Until recently, I have had my new Toyota Avalon serviced every 5,000 miles at the dealer for free. Now that it is 2 years old, the 5,000-mile services will no longer be free. What is your thought on having them done by an independent mechanic, if I can find one? I recently moved to a new town, so finding a reliable independent guy could be a chore. What does the dealer provide that others cannot?
Better coffee and a cleaner waiting room. And People Magazines published after 2007.
But that’s not all a dealer can provide. One thing you can get at the dealer is software upgrades. Transmissions and engine-management systems run on software these days, and to fix reported drivability problems, the manufacturer sometimes issues updated software. Most independent shops won’t have those updates.
The other thing a dealer sometimes can do is solve an unusual problem. While your independent mechanic may have a handful of customers with 2014 Avalons, the dealer sees a ton of them.
So let’s say every time you turn left while it’s raining, your car makes a noise that sounds like Alex Trebek sighing during Double Jeopardy. Well, chances are the dealer has seen it on someone else’s Avalon and knows what to do. That can save you money on diagnostic time and get your problem solved quickly.
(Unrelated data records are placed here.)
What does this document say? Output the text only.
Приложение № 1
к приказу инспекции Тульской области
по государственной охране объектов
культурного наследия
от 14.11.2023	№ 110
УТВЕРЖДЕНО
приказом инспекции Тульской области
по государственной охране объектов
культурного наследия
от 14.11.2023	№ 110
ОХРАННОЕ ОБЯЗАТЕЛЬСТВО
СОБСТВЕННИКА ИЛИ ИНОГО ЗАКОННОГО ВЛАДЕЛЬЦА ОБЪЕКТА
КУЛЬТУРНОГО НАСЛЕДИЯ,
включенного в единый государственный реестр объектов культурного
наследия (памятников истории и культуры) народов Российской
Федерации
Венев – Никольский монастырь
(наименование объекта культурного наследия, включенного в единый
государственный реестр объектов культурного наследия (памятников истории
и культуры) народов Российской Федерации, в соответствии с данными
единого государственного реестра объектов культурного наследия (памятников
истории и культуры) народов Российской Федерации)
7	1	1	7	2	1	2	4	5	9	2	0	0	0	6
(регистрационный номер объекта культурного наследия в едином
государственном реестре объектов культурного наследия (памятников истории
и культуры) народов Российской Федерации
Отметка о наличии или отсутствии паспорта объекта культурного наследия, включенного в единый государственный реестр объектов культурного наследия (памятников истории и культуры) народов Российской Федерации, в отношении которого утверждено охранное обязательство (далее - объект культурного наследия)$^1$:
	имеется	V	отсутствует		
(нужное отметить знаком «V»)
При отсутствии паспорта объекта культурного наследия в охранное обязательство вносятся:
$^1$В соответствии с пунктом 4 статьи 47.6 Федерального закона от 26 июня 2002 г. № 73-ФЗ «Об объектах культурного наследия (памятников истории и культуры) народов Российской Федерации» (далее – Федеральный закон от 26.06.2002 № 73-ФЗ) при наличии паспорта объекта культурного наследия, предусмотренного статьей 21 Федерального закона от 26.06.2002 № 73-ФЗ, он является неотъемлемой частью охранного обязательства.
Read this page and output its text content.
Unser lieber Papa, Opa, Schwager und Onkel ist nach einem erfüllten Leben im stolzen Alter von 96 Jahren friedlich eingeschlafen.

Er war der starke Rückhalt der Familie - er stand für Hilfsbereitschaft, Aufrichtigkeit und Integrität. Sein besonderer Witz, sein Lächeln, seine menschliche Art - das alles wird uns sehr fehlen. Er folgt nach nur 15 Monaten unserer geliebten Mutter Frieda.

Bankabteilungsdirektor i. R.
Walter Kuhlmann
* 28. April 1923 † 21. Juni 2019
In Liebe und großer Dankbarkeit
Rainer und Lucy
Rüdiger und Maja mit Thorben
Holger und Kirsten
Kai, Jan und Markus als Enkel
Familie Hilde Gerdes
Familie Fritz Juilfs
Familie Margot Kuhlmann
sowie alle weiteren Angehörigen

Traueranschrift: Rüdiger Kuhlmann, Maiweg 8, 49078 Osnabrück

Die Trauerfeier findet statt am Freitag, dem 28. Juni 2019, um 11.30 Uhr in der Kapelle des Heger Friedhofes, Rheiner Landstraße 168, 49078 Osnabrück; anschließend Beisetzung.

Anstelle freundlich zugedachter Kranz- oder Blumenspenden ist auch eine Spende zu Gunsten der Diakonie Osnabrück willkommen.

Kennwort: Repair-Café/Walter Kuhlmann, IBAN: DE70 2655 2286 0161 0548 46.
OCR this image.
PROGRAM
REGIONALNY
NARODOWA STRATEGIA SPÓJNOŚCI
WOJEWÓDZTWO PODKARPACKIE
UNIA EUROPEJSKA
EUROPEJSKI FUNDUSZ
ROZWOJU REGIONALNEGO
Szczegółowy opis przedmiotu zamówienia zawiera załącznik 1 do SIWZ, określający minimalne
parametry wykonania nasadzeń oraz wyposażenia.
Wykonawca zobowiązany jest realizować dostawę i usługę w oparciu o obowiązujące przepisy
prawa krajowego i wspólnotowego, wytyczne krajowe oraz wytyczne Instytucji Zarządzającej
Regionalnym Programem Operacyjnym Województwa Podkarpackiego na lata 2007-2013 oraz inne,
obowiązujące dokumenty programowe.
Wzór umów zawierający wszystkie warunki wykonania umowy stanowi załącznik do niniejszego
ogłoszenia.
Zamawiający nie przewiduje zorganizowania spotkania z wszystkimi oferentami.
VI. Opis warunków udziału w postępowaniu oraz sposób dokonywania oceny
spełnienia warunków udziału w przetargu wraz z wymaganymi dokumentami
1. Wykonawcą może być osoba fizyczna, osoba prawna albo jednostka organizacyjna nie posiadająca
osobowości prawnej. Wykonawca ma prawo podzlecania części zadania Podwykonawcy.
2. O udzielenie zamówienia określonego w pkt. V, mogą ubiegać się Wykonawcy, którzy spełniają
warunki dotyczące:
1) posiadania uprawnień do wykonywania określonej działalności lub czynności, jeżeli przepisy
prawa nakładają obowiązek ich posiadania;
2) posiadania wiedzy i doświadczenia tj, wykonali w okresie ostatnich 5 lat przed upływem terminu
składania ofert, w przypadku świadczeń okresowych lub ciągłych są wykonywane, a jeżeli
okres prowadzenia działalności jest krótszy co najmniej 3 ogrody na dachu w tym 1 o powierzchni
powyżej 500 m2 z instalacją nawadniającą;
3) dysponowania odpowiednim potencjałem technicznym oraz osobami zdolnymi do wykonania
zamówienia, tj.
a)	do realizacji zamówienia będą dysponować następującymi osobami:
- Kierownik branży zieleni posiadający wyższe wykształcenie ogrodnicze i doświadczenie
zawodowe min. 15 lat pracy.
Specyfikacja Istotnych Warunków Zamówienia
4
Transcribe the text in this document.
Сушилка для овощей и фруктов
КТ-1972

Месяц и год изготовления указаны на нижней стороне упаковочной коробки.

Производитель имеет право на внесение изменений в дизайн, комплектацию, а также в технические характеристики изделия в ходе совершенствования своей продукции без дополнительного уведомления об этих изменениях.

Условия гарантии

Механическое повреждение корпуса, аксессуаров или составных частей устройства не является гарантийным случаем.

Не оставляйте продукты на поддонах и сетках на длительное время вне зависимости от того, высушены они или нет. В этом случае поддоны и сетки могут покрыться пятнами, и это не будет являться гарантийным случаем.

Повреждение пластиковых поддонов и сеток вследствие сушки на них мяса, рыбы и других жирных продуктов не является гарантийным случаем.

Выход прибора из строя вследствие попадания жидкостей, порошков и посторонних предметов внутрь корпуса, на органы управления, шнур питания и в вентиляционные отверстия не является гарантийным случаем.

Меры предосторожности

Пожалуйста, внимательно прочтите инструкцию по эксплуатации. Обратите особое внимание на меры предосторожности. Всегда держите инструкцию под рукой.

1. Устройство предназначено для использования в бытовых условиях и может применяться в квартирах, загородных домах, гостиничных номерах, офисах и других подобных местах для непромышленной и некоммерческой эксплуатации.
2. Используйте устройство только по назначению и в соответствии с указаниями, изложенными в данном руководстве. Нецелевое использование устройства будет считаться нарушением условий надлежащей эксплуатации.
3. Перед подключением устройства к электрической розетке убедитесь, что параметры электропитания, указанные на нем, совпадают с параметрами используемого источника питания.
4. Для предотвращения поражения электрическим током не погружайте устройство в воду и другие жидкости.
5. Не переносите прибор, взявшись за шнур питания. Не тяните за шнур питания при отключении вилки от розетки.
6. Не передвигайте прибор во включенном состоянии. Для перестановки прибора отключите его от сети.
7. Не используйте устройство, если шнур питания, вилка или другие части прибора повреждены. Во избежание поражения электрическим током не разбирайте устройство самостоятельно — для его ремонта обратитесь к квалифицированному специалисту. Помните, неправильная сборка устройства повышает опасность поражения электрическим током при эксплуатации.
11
On the other hand, the prices dealers charge for routine repairs usually are a lot higher than what independent shops charge. Especially since they want to make up for all those free 5,000-mile services they gave you.
It’s not unusual for someone to walk out of a dealership with a “15,000-mile service” that cost $500. An independent might do the same work for half that amount. Or less.
And for routine maintenance and repairs, like oil changes, regular service, brakes, shocks, exhaust work, check-engine lights and the like, a good independent mechanic will do just as good a job. And he can even get the same Toyota parts from the dealer.
Sure, you’ll have to wear your hazmat suit if you need to use the restroom, but that’s the tradeoff.
Since you’re new in town, I suggest you head on over to www.mechanicsfiles.com. That’s a database of mechanics that our listeners and readers have personally recommended over the years.
You can search it by ZIP code and read the reviews of shops in your area. That should help you find a good shop quickly.
And you can always call the service department of your dealership and ask if there are any software upgrades for your car. You’ll need to give them the vehicle identification number when you call. If there is one, you can go to the dealer for that. Or have them do the software upgrade while they’re fixing the Alex Trebek thing. Good luck.
I have a 1963 Buick Skylark V-8 that is very slow to shift into high gear. I need to go approximately 50 mph before it’ll shift. I have tried additives. Is there some other simple fix? Thanks.
The crusher’s not simple enough for you?
Actually, there might be a very simple fix.
Most cars of this era had transmissions that used vacuum modulators to help them figure out when to shift. In order to shift at the right time, the transmission needs to know how hard the engine is working. And one measure of that is the amount of vacuum it’s producing.
As your foot pushes down on the gas pedal, engine vacuum decreases. That’s because as the throttle opens, lots of air is let in.
So when you stomp on the gas to enter a highway or climb a hill, the vacuum modulator detects the drop in vacuum, and calls for a downshift. Conversely, when you ease off the gas and level out your speed, engine vacuum increases, and the transmission upshifts.
In your case, the line that connects the intake manifold to the vacuum modulator may have fallen off. Or it may be cracked or broken. Or the diaphragm in the vacuum modulator itself may have decided that five decades of that kind of work is enough, and retired to Boca.
And sometimes, leaky vacuum modulator diaphragms can allow transmission fluid to get sucked back into the intake manifold, resulting in voluminous clouds of blue smoke coming out of the tailpipe. If you’re nodding your head now, saying, “So that’s what all that blue smoke is!” I think we’re on the right track.
You probably still can find a new vacuum modulator for short money if you’re lucky. That’s pretty simple, right?
We’ll keep our fingers crossed for you.